I knew there were two ways to get her to DC–through Newark and Houston. I didn’t care which way she got there as long as I could find a BusinessFirst bed for her.

Her original booking was through Newark.

I know, from booking hundreds of awards, that United tends to release a lot of Saver award space in the last few weeks (and the last few days) if a flight looks like it won’t be full. This is especially true of business and first class seats. Check out the Buenos Aires to Newark direct flight for the next two months.

Green means there is a BusinessFirst bed available

Of the ten days with business class space in the next two months, six are in the next two weeks, and three are in the next five days.

I logged into my United account two weeks before her scheduled flight and performed an award search. I found that I could switch her existing economy reservation to the same flights, but in business class, for 20,000 miles and $0.

Not all flights were free to change though. Routing through Houston would cost 20,000 miles and $50, the standard change fee for a Premier Silver.

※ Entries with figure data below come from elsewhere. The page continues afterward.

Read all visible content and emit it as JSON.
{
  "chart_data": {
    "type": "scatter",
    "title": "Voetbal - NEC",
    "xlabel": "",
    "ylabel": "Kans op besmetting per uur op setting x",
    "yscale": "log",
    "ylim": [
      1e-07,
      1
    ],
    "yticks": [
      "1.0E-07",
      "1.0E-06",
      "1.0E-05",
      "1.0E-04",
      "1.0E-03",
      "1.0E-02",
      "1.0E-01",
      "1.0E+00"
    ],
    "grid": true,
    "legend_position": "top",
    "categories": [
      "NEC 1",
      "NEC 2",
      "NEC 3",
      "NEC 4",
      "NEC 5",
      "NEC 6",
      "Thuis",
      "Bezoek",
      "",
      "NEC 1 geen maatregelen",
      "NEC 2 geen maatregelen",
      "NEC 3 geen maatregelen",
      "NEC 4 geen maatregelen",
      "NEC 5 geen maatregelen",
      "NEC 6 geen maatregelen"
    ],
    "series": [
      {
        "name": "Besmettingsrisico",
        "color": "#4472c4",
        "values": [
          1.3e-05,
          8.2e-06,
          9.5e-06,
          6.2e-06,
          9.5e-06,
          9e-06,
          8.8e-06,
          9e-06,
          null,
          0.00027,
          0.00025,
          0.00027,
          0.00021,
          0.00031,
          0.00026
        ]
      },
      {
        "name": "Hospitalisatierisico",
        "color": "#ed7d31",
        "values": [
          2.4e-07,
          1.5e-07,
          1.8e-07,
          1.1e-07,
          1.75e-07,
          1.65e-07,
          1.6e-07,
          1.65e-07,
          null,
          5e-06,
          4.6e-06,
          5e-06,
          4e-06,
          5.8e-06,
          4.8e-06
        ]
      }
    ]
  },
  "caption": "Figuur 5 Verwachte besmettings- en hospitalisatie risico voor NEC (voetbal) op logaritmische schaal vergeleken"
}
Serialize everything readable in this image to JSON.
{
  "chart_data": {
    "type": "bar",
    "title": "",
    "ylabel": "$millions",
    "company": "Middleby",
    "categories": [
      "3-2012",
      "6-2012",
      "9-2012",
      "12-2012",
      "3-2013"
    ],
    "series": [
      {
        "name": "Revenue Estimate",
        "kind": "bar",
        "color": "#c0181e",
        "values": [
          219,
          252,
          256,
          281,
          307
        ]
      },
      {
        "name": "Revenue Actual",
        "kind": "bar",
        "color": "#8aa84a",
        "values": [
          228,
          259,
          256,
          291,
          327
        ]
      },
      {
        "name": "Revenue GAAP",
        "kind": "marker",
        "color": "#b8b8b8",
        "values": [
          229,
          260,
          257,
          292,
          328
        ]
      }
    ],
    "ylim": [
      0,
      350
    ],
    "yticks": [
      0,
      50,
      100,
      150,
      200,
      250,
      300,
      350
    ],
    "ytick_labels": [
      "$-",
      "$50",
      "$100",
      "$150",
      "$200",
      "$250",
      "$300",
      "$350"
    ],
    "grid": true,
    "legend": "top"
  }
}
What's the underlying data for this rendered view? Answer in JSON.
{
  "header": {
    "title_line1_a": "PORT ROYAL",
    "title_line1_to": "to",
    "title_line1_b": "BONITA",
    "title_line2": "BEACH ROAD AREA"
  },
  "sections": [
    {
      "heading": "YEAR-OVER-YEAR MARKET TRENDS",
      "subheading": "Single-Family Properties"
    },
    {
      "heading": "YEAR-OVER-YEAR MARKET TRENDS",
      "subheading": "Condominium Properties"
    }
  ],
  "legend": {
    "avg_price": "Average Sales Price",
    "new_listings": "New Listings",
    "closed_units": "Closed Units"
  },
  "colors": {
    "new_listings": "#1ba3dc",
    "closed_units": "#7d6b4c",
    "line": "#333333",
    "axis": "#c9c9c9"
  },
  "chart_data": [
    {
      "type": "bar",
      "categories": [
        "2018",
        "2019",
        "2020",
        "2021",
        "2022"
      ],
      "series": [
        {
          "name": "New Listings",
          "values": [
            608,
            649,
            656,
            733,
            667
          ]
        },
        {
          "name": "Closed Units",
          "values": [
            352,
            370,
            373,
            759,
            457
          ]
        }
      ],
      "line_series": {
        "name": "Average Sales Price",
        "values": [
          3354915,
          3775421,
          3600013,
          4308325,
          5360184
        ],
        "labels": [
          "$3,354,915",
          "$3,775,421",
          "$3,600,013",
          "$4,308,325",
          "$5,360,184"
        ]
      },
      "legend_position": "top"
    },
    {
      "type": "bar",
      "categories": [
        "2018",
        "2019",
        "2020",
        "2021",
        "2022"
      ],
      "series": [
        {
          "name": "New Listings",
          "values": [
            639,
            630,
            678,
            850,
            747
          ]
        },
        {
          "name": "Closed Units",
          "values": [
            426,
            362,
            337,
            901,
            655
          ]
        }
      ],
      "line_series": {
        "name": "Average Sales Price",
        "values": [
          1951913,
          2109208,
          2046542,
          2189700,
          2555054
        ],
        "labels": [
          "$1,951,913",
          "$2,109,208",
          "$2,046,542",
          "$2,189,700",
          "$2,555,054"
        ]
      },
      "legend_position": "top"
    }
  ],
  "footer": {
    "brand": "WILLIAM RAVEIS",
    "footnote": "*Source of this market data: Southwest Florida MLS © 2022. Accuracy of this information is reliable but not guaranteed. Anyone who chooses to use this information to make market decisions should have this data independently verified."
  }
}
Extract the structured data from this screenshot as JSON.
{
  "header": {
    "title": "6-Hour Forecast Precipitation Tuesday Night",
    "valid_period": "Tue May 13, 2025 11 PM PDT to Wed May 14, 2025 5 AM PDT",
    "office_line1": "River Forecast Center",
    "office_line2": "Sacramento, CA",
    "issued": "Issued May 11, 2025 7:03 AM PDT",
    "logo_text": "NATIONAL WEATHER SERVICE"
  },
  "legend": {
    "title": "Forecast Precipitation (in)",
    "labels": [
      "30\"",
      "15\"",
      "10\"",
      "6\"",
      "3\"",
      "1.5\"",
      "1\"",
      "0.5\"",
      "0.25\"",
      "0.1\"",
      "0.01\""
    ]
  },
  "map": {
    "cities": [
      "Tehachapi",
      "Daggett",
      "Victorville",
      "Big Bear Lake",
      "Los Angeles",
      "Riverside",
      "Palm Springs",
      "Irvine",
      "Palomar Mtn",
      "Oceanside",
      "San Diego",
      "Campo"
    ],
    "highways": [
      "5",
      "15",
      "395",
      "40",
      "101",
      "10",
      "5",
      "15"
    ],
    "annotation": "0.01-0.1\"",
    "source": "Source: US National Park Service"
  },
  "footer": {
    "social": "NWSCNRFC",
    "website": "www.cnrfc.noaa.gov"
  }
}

I quickly selected the Newark flight, and the confirmation screen listed the change fee as $0.00.

The Play

I often recommend booking economy flights to people with the hope that business or first class space will become available later.

This news means you should book the exact flights that are likely to open up business class space. You can guess that by searching award space for this week on the routes you’re considering to see which routes currently have a lot of last second award space.

Past performance doesn’t guarantee future results, but it’s sometimes the best thing you can do to predict. Whichever route seems to be a gold mine of last minute premium space would be the best to book now to avoid change fees later.


There is no change fee being levied on to upgrade awards to a higher cabin of service as long as the flights are changed.